LONDON — Mayor of London Sadiq Khan on Friday urged a cease-fire in the conflict between Israel and Hamas — putting him directly at odds with his party’s leader, Keir Starmer.

As the directly elected mayor of London, Khan is one of the opposition party’s most prominent figures, and his comments come amid mounting pressure on Starmer to go beyond his current call for humanitarian “pauses” to the fighting.

“The terrible situation in Gaza now looks set to deteriorate even further,” Khan said in a video posted on X Friday.

“I join the international community in calling for a cease-fire,” he said. “It will stop the killing and would allow vital aid supplies to reach those who need it in Gaza, but it will also allowed the international community more time to prevent a protracted conflict in the region and further devastating loss of life.”

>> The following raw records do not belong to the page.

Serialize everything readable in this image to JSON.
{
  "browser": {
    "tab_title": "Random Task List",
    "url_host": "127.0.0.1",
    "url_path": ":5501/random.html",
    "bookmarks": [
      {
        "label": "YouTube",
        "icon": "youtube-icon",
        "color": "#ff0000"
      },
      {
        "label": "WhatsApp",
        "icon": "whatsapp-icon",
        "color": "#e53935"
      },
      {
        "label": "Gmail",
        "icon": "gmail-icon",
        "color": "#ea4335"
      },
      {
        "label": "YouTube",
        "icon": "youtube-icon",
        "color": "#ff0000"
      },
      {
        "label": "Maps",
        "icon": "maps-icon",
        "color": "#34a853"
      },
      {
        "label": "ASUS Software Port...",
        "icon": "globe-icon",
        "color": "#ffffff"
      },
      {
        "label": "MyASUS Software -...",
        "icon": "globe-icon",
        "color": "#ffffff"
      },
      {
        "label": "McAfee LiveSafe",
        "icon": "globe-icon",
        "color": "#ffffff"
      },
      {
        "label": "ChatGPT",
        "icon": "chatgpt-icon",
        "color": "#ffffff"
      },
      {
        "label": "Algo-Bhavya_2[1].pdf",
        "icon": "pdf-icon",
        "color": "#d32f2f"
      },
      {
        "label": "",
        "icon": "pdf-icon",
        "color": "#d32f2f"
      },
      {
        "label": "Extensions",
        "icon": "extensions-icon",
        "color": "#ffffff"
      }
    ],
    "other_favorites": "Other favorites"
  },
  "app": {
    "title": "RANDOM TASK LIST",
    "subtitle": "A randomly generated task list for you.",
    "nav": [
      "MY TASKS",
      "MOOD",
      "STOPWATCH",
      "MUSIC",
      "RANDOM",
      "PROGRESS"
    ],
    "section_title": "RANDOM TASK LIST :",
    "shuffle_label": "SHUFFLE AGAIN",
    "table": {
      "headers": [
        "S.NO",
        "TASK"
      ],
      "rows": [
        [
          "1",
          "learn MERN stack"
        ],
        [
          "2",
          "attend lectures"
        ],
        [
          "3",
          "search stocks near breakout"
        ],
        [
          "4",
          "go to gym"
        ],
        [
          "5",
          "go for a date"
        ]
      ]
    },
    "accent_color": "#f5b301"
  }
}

Khan added that while Israel “has a right to defend itself” and to target Hamas, it does not have a right to break international law.

Starmer has so far called only for humanitarian “pauses” to allow aid to enter Gaza and for civilians to flee. It aligns him with the United States, the EU and the British government. But it stops short of calling for a full cease-fire, which Labour has said would deny Israel its right to pursue Hamas after its deadly attacks earlier this month.

But the Labour leader has faced calls to go further from inside his own party. Some 49 Labour MPs, including the shadow minister Imran Hussain, signed a parliamentary motion calling for a cease-fire. Starmer has faced criticism for an interview in which he said Israel “has the right” to withhold power and water from Gaza — comments he attempted to clarify a week later.

Speaking Friday morning, Shadow Environment Secretary Steve Reed said he “empathized” with angry Labour colleagues, before offering a defense of the Labour leadership’s position.

“What I would say to colleagues is if this attack that Israel suffered had been on the U.K. … our state would have sought to defend ourselves to protect our citizens by dismantling the capability of a terrorist organization that carried it out,” Reed told Sky News.

“That applies to Israel too; they have the right under international law to do that. … But in taking that work, they must continue to follow international law as they carry it out,” he added.